For the first year, my son received three shots twice a week. Six shots a week in his little six-year-old body. Year one, I had to almost restrain him. He cried and was not quiet about it. Many days I hid my tears too. Was this worth it? Those teary eyes looking at me, his protector. Hard moments. I would give anything to take that pain myself. Mom of the year here. I had no clue that they were injecting him with the specific allergens he is allergic to.  Often when we want something fixed, our minds block the specifics. He kept telling me that the shots stung and my response was to be tough. The nurse pulled me aside privately and said the sting is real. They hurt, burn, and itch. I apologized to my boy and he forgave me quickly. The resilience of a child is a trait that reminds us of the simple joys in life. Not understanding the why and end goal at his age was hard on this mama heart. Here is where the time commitment comes into play.

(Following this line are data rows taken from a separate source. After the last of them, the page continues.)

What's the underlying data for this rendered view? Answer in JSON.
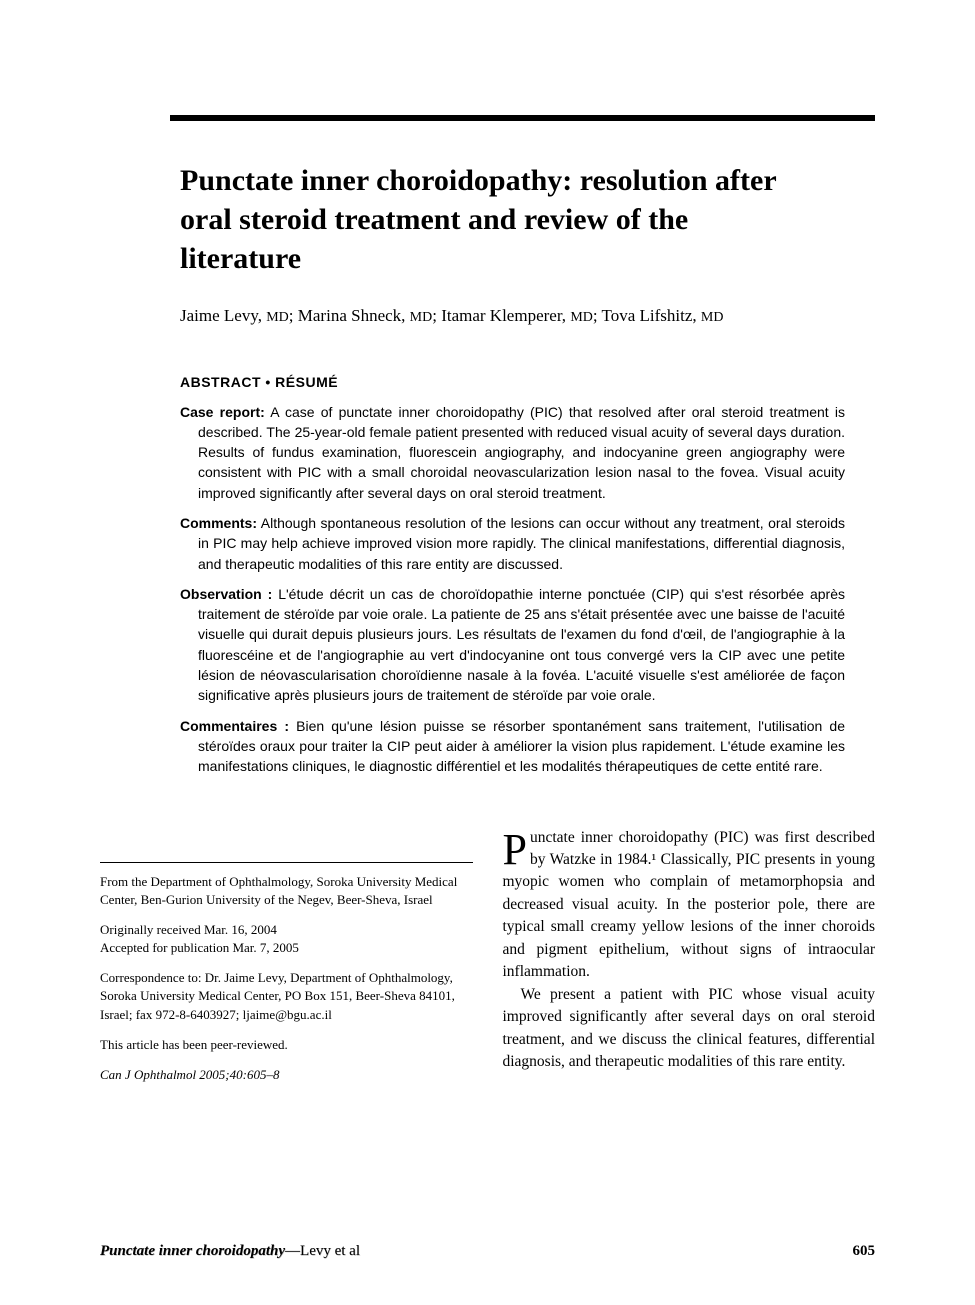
{
  "title": "Punctate inner choroidopathy: resolution after oral steroid treatment and review of the literature",
  "authors_html": "Jaime Levy, <span class='degree'>MD</span>; Marina Shneck, <span class='degree'>MD</span>; Itamar Klemperer, <span class='degree'>MD</span>; Tova Lifshitz, <span class='degree'>MD</span>",
  "abstract_heading": "ABSTRACT • RÉSUMÉ",
  "abstract": [
    {
      "label": "Case report:",
      "text": " A case of punctate inner choroidopathy (PIC) that resolved after oral steroid treatment is described. The 25-year-old female patient presented with reduced visual acuity of several days duration. Results of fundus examination, fluorescein angiography, and indocyanine green angiography were consistent with PIC with a small choroidal neovascularization lesion nasal to the fovea. Visual acuity improved significantly after several days on oral steroid treatment."
    },
    {
      "label": "Comments:",
      "text": " Although spontaneous resolution of the lesions can occur without any treatment, oral steroids in PIC may help achieve improved vision more rapidly. The clinical manifestations, differential diagnosis, and therapeutic modalities of this rare entity are discussed."
    },
    {
      "label": "Observation :",
      "text": " L'étude décrit un cas de choroïdopathie interne ponctuée (CIP) qui s'est résorbée après traitement de stéroïde par voie orale. La patiente de 25 ans s'était présentée avec une baisse de l'acuité visuelle qui durait depuis plusieurs jours. Les résultats de l'examen du fond d'œil, de l'angiographie à la fluorescéine et de l'angiographie au vert d'indocyanine ont tous convergé vers la CIP avec une petite lésion de néovascularisation choroïdienne nasale à la fovéa. L'acuité visuelle s'est améliorée de façon significative après plusieurs jours de traitement de stéroïde par voie orale."
    },
    {
      "label": "Commentaires :",
      "text": " Bien qu'une lésion puisse se résorber spontanément sans traitement, l'utilisation de stéroïdes oraux pour traiter la CIP peut aider à améliorer la vision plus rapidement. L'étude examine les manifestations cliniques, le diagnostic différentiel et les modalités thérapeutiques de cette entité rare."
    }
  ],
  "affiliation": "From the Department of Ophthalmology, Soroka University Medical Center, Ben-Gurion University of the Negev, Beer-Sheva, Israel",
  "received": "Originally received Mar. 16, 2004",
  "accepted": "Accepted for publication Mar. 7, 2005",
  "correspondence": "Correspondence to: Dr. Jaime Levy, Department of Ophthalmology, Soroka University Medical Center, PO Box 151, Beer-Sheva 84101, Israel; fax 972-8-6403927; ljaime@bgu.ac.il",
  "peer": "This article has been peer-reviewed.",
  "citation": "Can J Ophthalmol 2005;40:605–8",
  "body": {
    "p1_dropcap": "P",
    "p1": "unctate inner choroidopathy (PIC) was first described by Watzke in 1984.¹ Classically, PIC presents in young myopic women who complain of metamorphopsia and decreased visual acuity. In the posterior pole, there are typical small creamy yellow lesions of the inner choroids and pigment epithelium, without signs of intraocular inflammation.",
    "p2": "We present a patient with PIC whose visual acuity improved significantly after several days on oral steroid treatment, and we discuss the clinical features, differential diagnosis, and therapeutic modalities of this rare entity."
  },
  "running_head_italic": "Punctate inner choroidopathy",
  "running_head_rest": "—Levy et al",
  "page_number": "605"
}
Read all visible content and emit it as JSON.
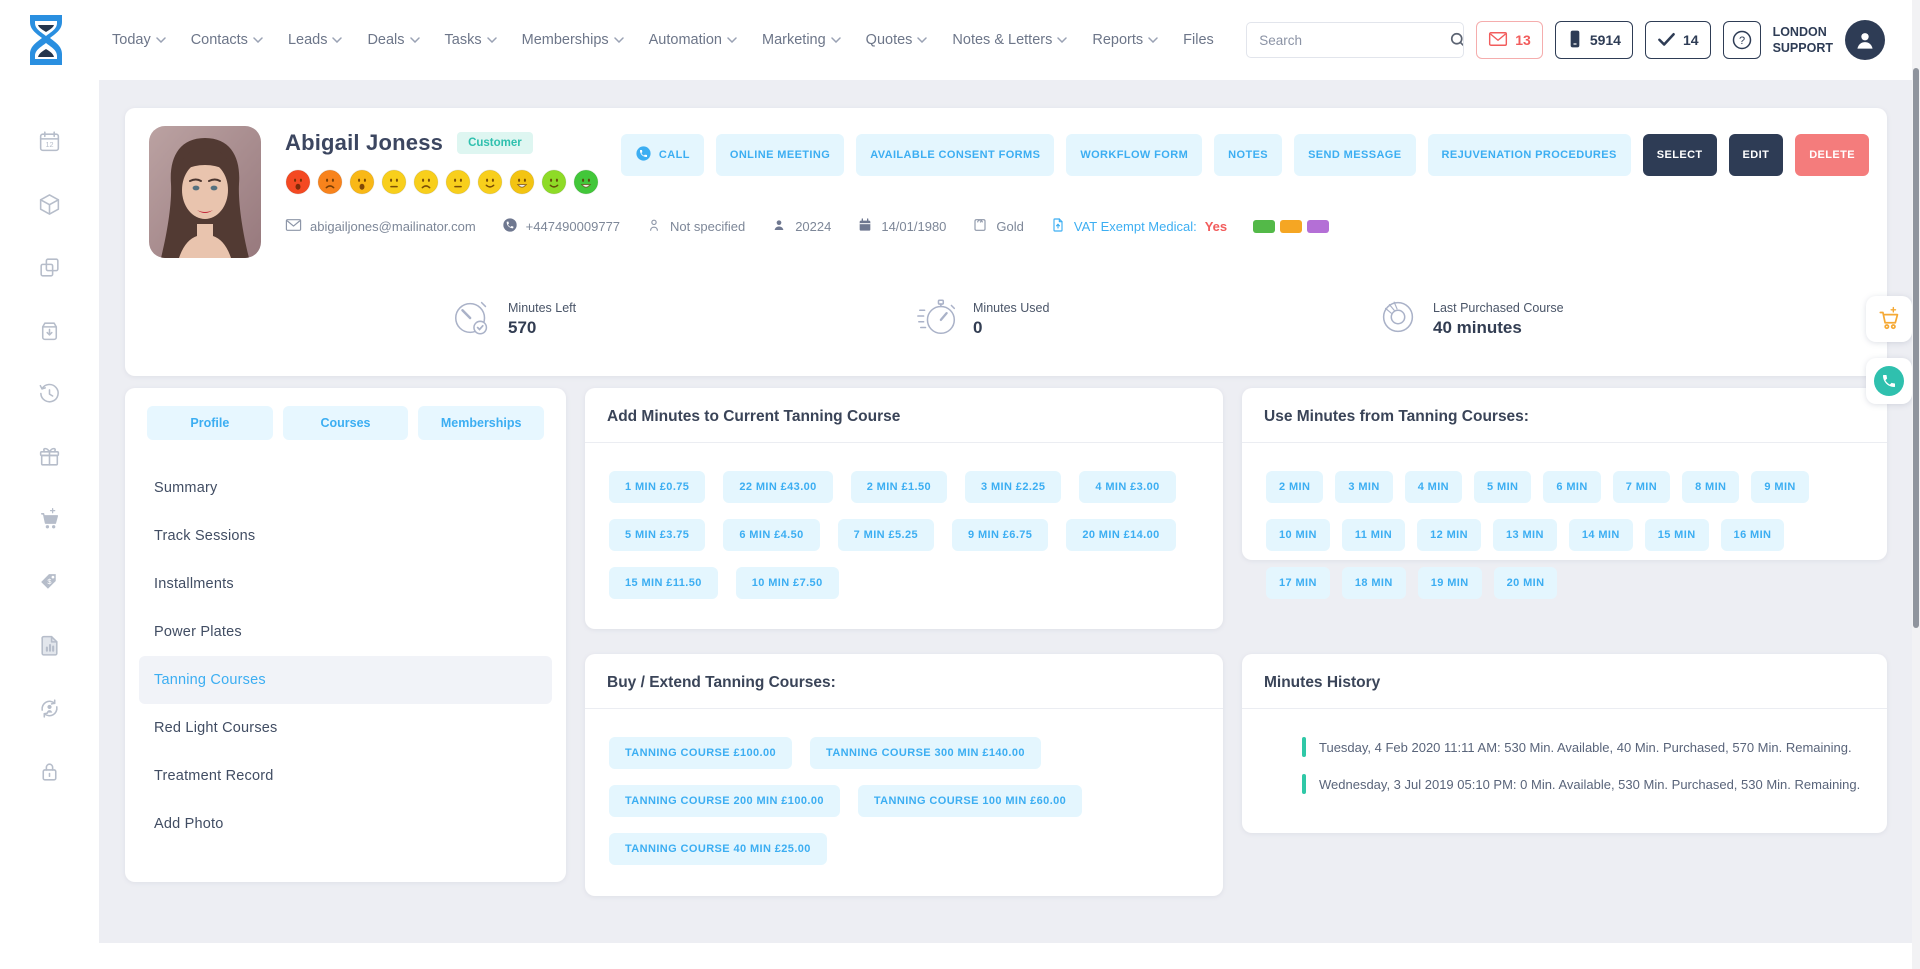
{
  "header": {
    "nav_items": [
      {
        "label": "Today",
        "has_dropdown": true
      },
      {
        "label": "Contacts",
        "has_dropdown": true
      },
      {
        "label": "Leads",
        "has_dropdown": true
      },
      {
        "label": "Deals",
        "has_dropdown": true
      },
      {
        "label": "Tasks",
        "has_dropdown": true
      },
      {
        "label": "Memberships",
        "has_dropdown": true
      },
      {
        "label": "Automation",
        "has_dropdown": true
      },
      {
        "label": "Marketing",
        "has_dropdown": true
      },
      {
        "label": "Quotes",
        "has_dropdown": true
      },
      {
        "label": "Notes & Letters",
        "has_dropdown": true
      },
      {
        "label": "Reports",
        "has_dropdown": true
      },
      {
        "label": "Files",
        "has_dropdown": false
      }
    ],
    "search": {
      "placeholder": "Search"
    },
    "badges": {
      "messages": "13",
      "calls": "5914",
      "tasks": "14"
    },
    "support": {
      "line1": "LONDON",
      "line2": "SUPPORT"
    }
  },
  "sidebar": {
    "icons": [
      {
        "name": "calendar-date-icon"
      },
      {
        "name": "package-icon"
      },
      {
        "name": "duplicate-icon"
      },
      {
        "name": "archive-icon"
      },
      {
        "name": "history-icon"
      },
      {
        "name": "gift-icon"
      },
      {
        "name": "cart-icon"
      },
      {
        "name": "price-tag-icon"
      },
      {
        "name": "report-icon"
      },
      {
        "name": "user-sync-icon"
      },
      {
        "name": "lock-icon"
      }
    ]
  },
  "customer": {
    "name": "Abigail Joness",
    "type_badge": "Customer",
    "moods": [
      {
        "name": "mood-1",
        "color": "#f44922",
        "mouth": "open-frown"
      },
      {
        "name": "mood-2",
        "color": "#f8831c",
        "mouth": "frown"
      },
      {
        "name": "mood-3",
        "color": "#f9b816",
        "mouth": "open-frown"
      },
      {
        "name": "mood-4",
        "color": "#f8cf1c",
        "mouth": "neutral"
      },
      {
        "name": "mood-5",
        "color": "#f8cf1c",
        "mouth": "frown"
      },
      {
        "name": "mood-6",
        "color": "#f8cf1c",
        "mouth": "neutral"
      },
      {
        "name": "mood-7",
        "color": "#f8cf1c",
        "mouth": "smile"
      },
      {
        "name": "mood-8",
        "color": "#f3c412",
        "mouth": "grin"
      },
      {
        "name": "mood-9",
        "color": "#8edb27",
        "mouth": "smile"
      },
      {
        "name": "mood-10",
        "color": "#42c73a",
        "mouth": "grin"
      }
    ],
    "details": [
      {
        "icon": "email-icon",
        "text": "abigailjones@mailinator.com"
      },
      {
        "icon": "phone-icon",
        "text": "+447490009777"
      },
      {
        "icon": "person-outline-icon",
        "text": "Not specified"
      },
      {
        "icon": "user-id-icon",
        "text": "20224"
      },
      {
        "icon": "calendar-icon",
        "text": "14/01/1980"
      },
      {
        "icon": "membership-icon",
        "text": "Gold"
      }
    ],
    "vat": {
      "label": "VAT Exempt Medical:",
      "value": "Yes"
    },
    "color_tags": [
      "#53b948",
      "#f5a623",
      "#b46fd6"
    ],
    "actions": [
      {
        "label": "CALL",
        "style": "light",
        "icon": "call-icon"
      },
      {
        "label": "ONLINE MEETING",
        "style": "light"
      },
      {
        "label": "AVAILABLE CONSENT FORMS",
        "style": "light"
      },
      {
        "label": "WORKFLOW FORM",
        "style": "light"
      },
      {
        "label": "NOTES",
        "style": "light"
      },
      {
        "label": "SEND MESSAGE",
        "style": "light"
      },
      {
        "label": "REJUVENATION PROCEDURES",
        "style": "light"
      },
      {
        "label": "SELECT",
        "style": "dark"
      },
      {
        "label": "EDIT",
        "style": "dark"
      },
      {
        "label": "DELETE",
        "style": "danger"
      }
    ],
    "stats": [
      {
        "icon": "timer-check-icon",
        "label": "Minutes Left",
        "value": "570"
      },
      {
        "icon": "stopwatch-icon",
        "label": "Minutes Used",
        "value": "0"
      },
      {
        "icon": "course-icon",
        "label": "Last Purchased Course",
        "value": "40 minutes"
      }
    ]
  },
  "left_panel": {
    "tabs": [
      "Profile",
      "Courses",
      "Memberships"
    ],
    "menu_items": [
      "Summary",
      "Track Sessions",
      "Installments",
      "Power Plates",
      "Tanning Courses",
      "Red Light Courses",
      "Treatment Record",
      "Add Photo"
    ],
    "active_item": "Tanning Courses"
  },
  "add_minutes": {
    "title": "Add Minutes to Current Tanning Course",
    "rows": [
      [
        "1 MIN £0.75",
        "22 MIN £43.00",
        "2 MIN £1.50",
        "3 MIN £2.25",
        "4 MIN £3.00"
      ],
      [
        "5 MIN £3.75",
        "6 MIN £4.50",
        "7 MIN £5.25",
        "9 MIN £6.75",
        "20 MIN £14.00"
      ],
      [
        "15 MIN £11.50",
        "10 MIN £7.50"
      ]
    ]
  },
  "use_minutes": {
    "title": "Use Minutes from Tanning Courses:",
    "rows": [
      [
        "2 MIN",
        "3 MIN",
        "4 MIN",
        "5 MIN",
        "6 MIN",
        "7 MIN",
        "8 MIN",
        "9 MIN"
      ],
      [
        "10 MIN",
        "11 MIN",
        "12 MIN",
        "13 MIN",
        "14 MIN",
        "15 MIN",
        "16 MIN"
      ],
      [
        "17 MIN",
        "18 MIN",
        "19 MIN",
        "20 MIN"
      ]
    ]
  },
  "buy_courses": {
    "title": "Buy / Extend Tanning Courses:",
    "rows": [
      [
        "TANNING COURSE £100.00",
        "TANNING COURSE 300 MIN £140.00"
      ],
      [
        "TANNING COURSE 200 MIN £100.00",
        "TANNING COURSE 100 MIN £60.00"
      ],
      [
        "TANNING COURSE 40 MIN £25.00"
      ]
    ]
  },
  "minutes_history": {
    "title": "Minutes History",
    "entries": [
      "Tuesday, 4 Feb 2020 11:11 AM: 530 Min. Available, 40 Min. Purchased, 570 Min. Remaining.",
      "Wednesday, 3 Jul 2019 05:10 PM: 0 Min. Available, 530 Min. Purchased, 530 Min. Remaining."
    ]
  }
}
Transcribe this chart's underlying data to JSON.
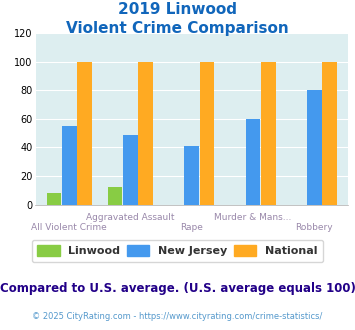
{
  "title_line1": "2019 Linwood",
  "title_line2": "Violent Crime Comparison",
  "categories": [
    "All Violent Crime",
    "Aggravated Assault",
    "Rape",
    "Murder & Mans...",
    "Robbery"
  ],
  "linwood": [
    8,
    12,
    0,
    0,
    0
  ],
  "new_jersey": [
    55,
    49,
    41,
    60,
    80
  ],
  "national": [
    100,
    100,
    100,
    100,
    100
  ],
  "color_linwood": "#88cc44",
  "color_nj": "#4499ee",
  "color_national": "#ffaa22",
  "ylim": [
    0,
    120
  ],
  "yticks": [
    0,
    20,
    40,
    60,
    80,
    100,
    120
  ],
  "legend_labels": [
    "Linwood",
    "New Jersey",
    "National"
  ],
  "footnote1": "Compared to U.S. average. (U.S. average equals 100)",
  "footnote2": "© 2025 CityRating.com - https://www.cityrating.com/crime-statistics/",
  "bg_color": "#ddeef0",
  "title_color": "#1166bb",
  "xlabel_color": "#9988aa",
  "footnote1_color": "#220088",
  "footnote2_color": "#5599cc",
  "footnote1_size": 8.5,
  "footnote2_size": 6.0,
  "bar_width": 0.24,
  "bar_gap": 0.01
}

After the shots are administered, you must wait in the lobby for 30 minutes to make sure there is no reaction. You bond in those moments. We have learned about dedication, bravery, goal setting, pain, and sacrifice. Two years from now, I know I will look back and miss the “shot days” with my boy. Better days are coming…  

The Home Stretch

Three years down and two more to go! COVID was the only thing keeping me from giving the doctor a bear hug! One day I will. Her words remind us of how far we have come. I looked at my son and winked. That is our little thing. It has been our little way to communicate. He winked back and gave me a thumbs up! Just affirmation that we can do hard things. In two more years, the goal is shots are done for the rest of his life. Quality of life is brighter for him and I would do it all over again. If you catch him at the right moment, he would agree. We made a pact and we are committed. Just the two of us for the next two years. My son will turn 10 next month. If our chats happen in a doctor’s office, I’ll take it. Find the blessing in the hard. They are in the tender moments of just being together. Better days are here and more are coming. One allergy shot at a time.